IPS-Inter Press Service Deutschland gGmbH
IPS-Tagesdienst vom 10. August 2012

Nahost: Abhängig von internationaler Hilfe - 'Die Blase wird platzen'

von Jillian Kestler-D'Amours


Ramallah steuert auf eine Finanzkrise zu - Bild: © Jillian Kestler D'Amours/IPS

Ramallah steuert auf eine Finanzkrise zu
Bild: © Jillian Kestler D'Amours/IP

Ramallah, Westjordanland, 9. August (IPS) - Dem palästinensischen Westjordanland droht der Zusammenbruch. "Die Blase wird platzen", warnt Tareq Sadeq, Professor an der Birzeit Universität nahe Ramallah in Anspielung auf die zunehmende Geberabhängigkeit des von Israel besetzten Gebietes. "Je später, desto schlimmer der Kollaps."

"Die Menschen werden ihre Häuser, ihre Autos und ihr Land verlieren.

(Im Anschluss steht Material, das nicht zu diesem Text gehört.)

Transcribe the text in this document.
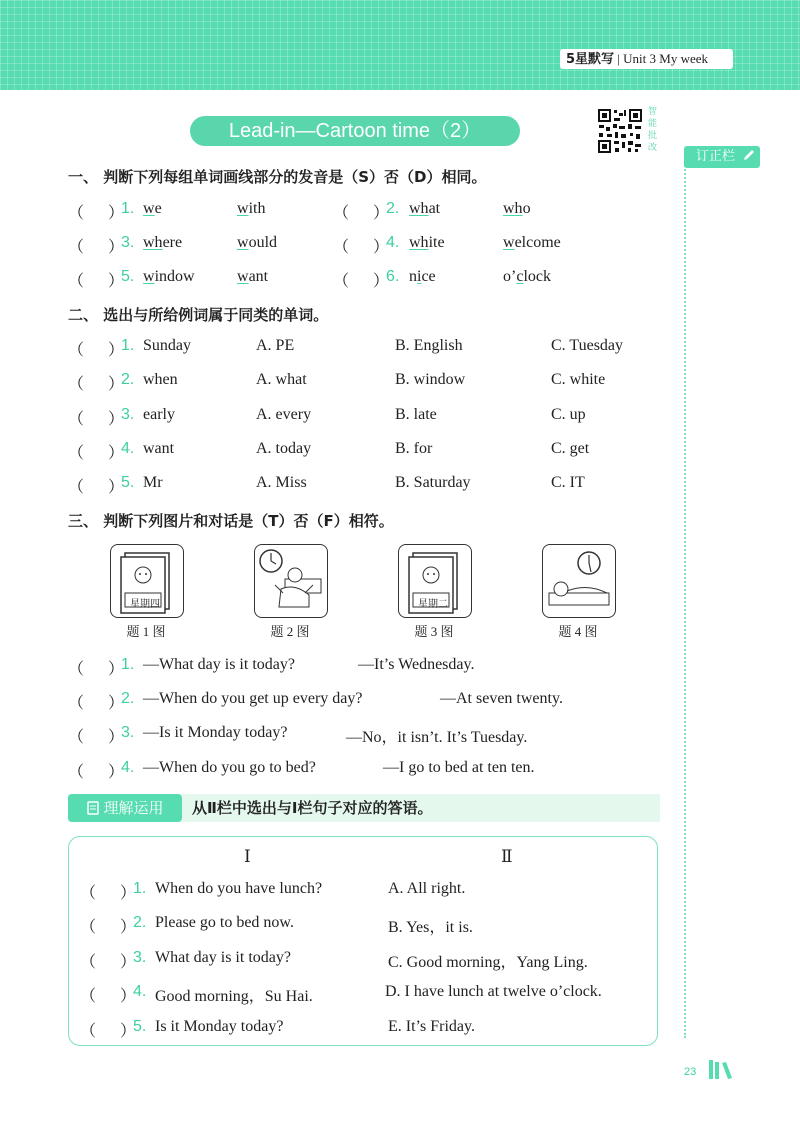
5星默写 | Unit 3 My week
Lead-in—Cartoon time（2）
智能批改
订正栏
一、 判断下列每组单词画线部分的发音是（S）否（D）相同。
（ ）
1. we	with	（ ）
2. what	who
（ ）
3. where	would	（ ）
4. white	welcome
（ ）
5. window	want	（ ）
6. nice	o’clock
二、 选出与所给例词属于同类的单词。
（ ）
1. Sunday	A. PE	B. English	C. Tuesday
（ ）
2. when	A. what	B. window	C. white
（ ）
3. early	A. every	B. late	C. up
（ ）
4. want	A. today	B. for	C. get
（ ）
5. Mr	A. Miss	B. Saturday	C. IT
三、 判断下列图片和对话是（T）否（F）相符。
星期四
题 1 图	题 2 图
星期二
题 3 图	题 4 图
（ ）
1. —What day is it today?	—It’s Wednesday.
（ ）
2. —When do you get up every day?	—At seven twenty.
（ ）
3. —Is it Monday today?	—No，it isn’t. It’s Tuesday.
（ ）
4. —When do you go to bed?	—I go to bed at ten ten.
理解运用	从Ⅱ栏中选出与Ⅰ栏句子对应的答语。
Ⅰ	Ⅱ
（ ）
1. When do you have lunch?	A. All right.
（ ）
2. Please go to bed now.	B. Yes，it is.
（ ）
3. What day is it today?	C. Good morning，Yang Ling.
（ ）
4. Good morning，Su Hai.	D. I have lunch at twelve o’clock.
（ ）
5. Is it Monday today?	E. It’s Friday.
23
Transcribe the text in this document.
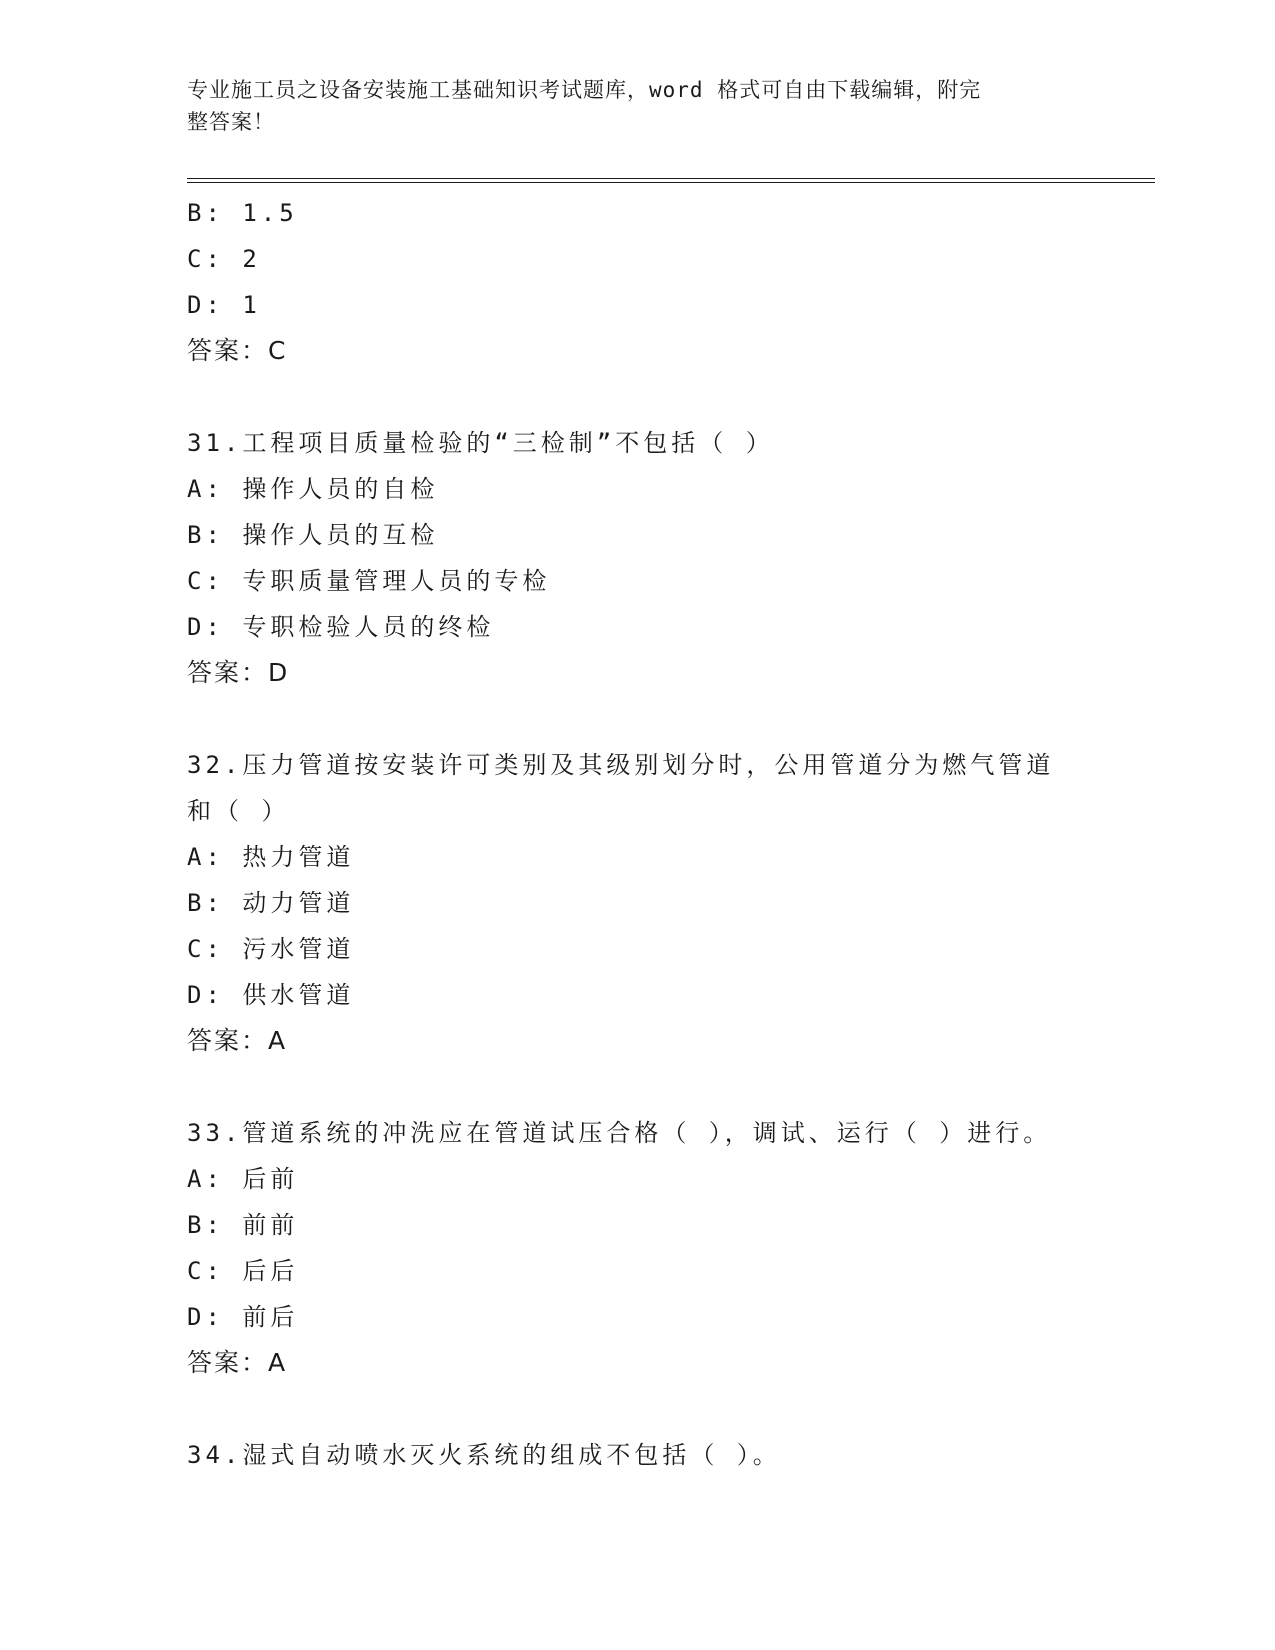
专业施工员之设备安装施工基础知识考试题库，word 格式可自由下载编辑，附完
整答案！
B: 1.5
C: 2
D: 1
答案：C
31.工程项目质量检验的“三检制”不包括（ ）
A: 操作人员的自检
B: 操作人员的互检
C: 专职质量管理人员的专检
D: 专职检验人员的终检
答案：D
32.压力管道按安装许可类别及其级别划分时，公用管道分为燃气管道
和（ ）
A: 热力管道
B: 动力管道
C: 污水管道
D: 供水管道
答案：A
33.管道系统的冲洗应在管道试压合格（ ），调试、运行（ ）进行。
A: 后前
B: 前前
C: 后后
D: 前后
答案：A
34.湿式自动喷水灭火系统的组成不包括（ ）。
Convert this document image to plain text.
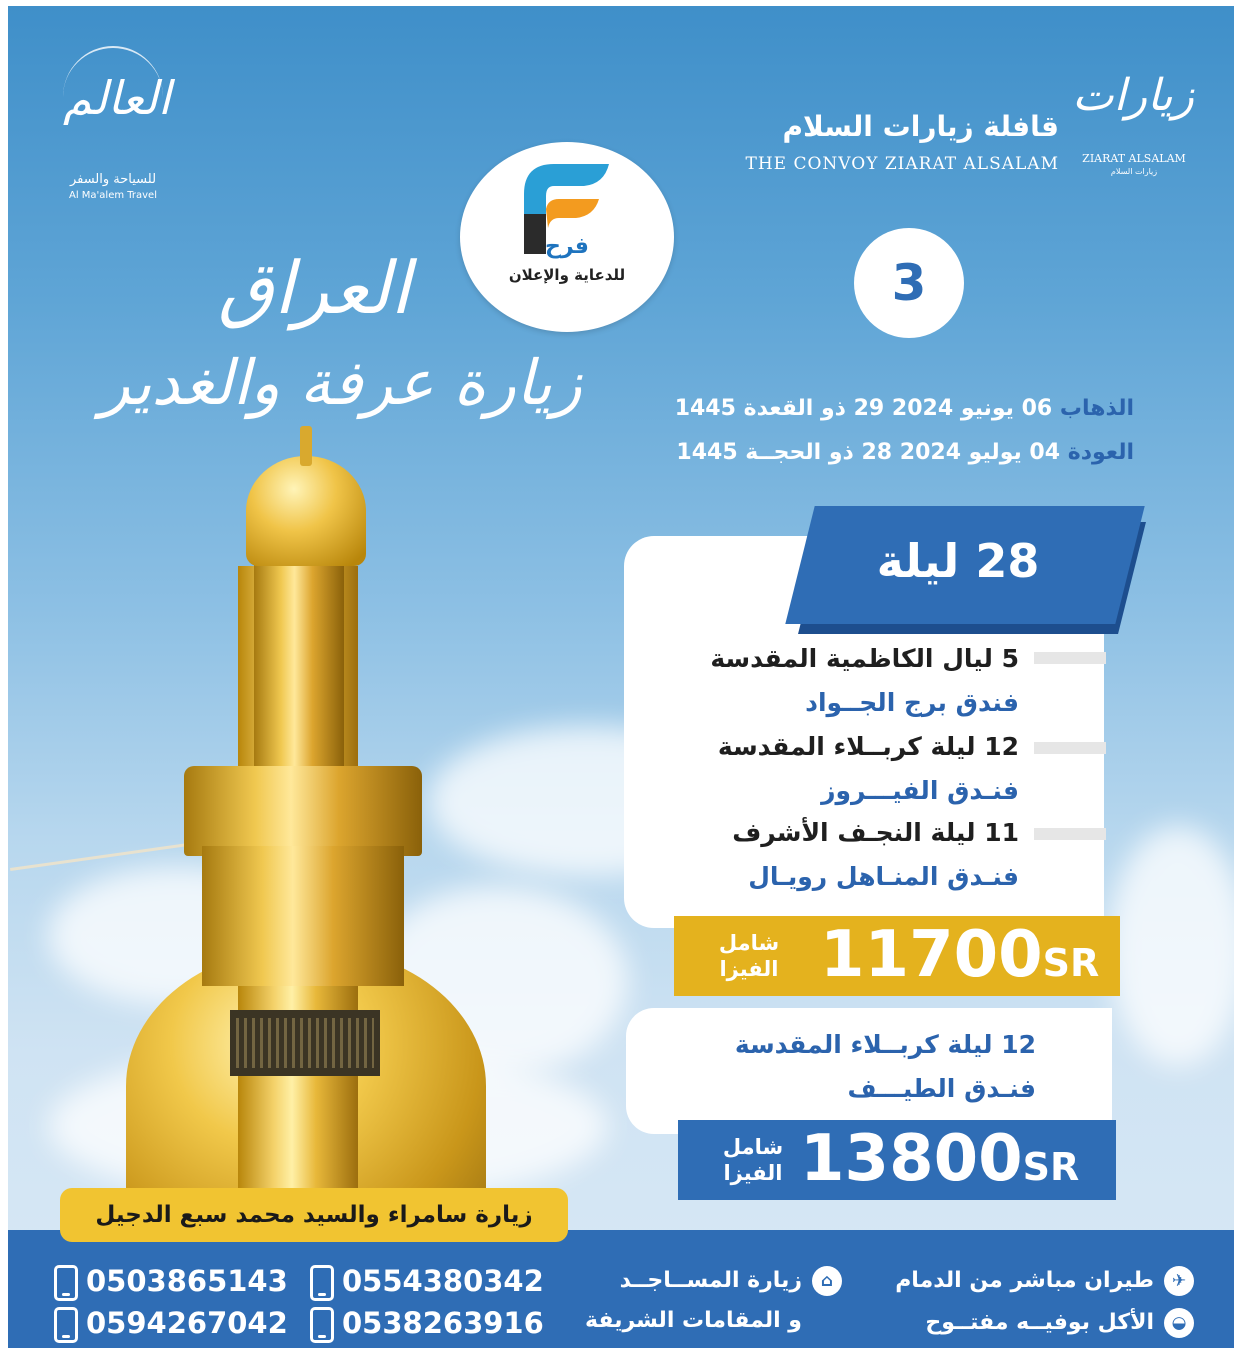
العالم
للسياحة والسفر
Al Ma'alem Travel
قافلة زيارات السلام
THE CONVOY ZIARAT ALSALAM
زيارات
ZIARAT ALSALAM
زيارات السلام
فرح
للدعاية والإعلان	3
العراق
زيارة عرفة والغدير	الذهاب 06 يونيو 2024 29 ذو القعدة 1445
العودة 04 يوليو 2024 28 ذو الحجــة 1445
28 ليلة
5 ليال الكاظمية المقدسة
فندق برج الجــواد
12 ليلة كربــلاء المقدسة
فنـدق الفيـــروز
11 ليلة النجـف الأشرف
فنـدق المنـاهل رويـال
11700SR
شامل
الفيزا
12 ليلة كربــلاء المقدسة
فنـدق الطيـــف
13800SR
شامل
الفيزا
0503865143	0554380342
0594267042	0538263916
⌂زيارة المســاجــد
و المقامات الشريفة
✈طيران مباشر من الدمام
◒الأكل بوفيــه مفتــوح
زيارة سامراء والسيد محمد سبع الدجيل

Die gesamte Wirtschaft wird betroffen sein. Das wird auch auf die Palästinensische Autonomiebehörde (PA) abstrahlen und könnte ihren Zusammenbruch bedeuten", fürchtet Sadeq. "Die Menschen konsumieren, konsumieren, konsumieren - doch produziert wird nichts", erklärt er.

Die Regierung in Ramallah hat bereits eingeräumt, vor einer Finanzierungskrise zu stehen. Sie benötigt nun Hilfe von den Gebern, um ein Haushaltsloch von rund 1,1 Milliarden US-Dollar zu stopfen. Überdies drohen Liquiditätsengpässe im Umfang von 500 Millionen Dollar.

Der Internationale Währungsfonds (IWF) hat Anfang Juli eine Bitte der israelischen Regierung um ein Darlehen in Höhe von einer Milliarde Dollar zur Finanzierung der PA abgelehnt. Die Wirtschaft im Westjordanland wird fast ausschließlich mit internationalen Hilfsgeldern aufrechterhalten. 2011 versprachen die Geber der palästinensischen Führung Unterstützung von einer Milliarde Dollar, von denen 800 Millionen Dollar transferiert wurden. Nach Ansicht von Sadeq ist die palästinensische Wirtschaft durch die Geberhilfe noch anfälliger geworden.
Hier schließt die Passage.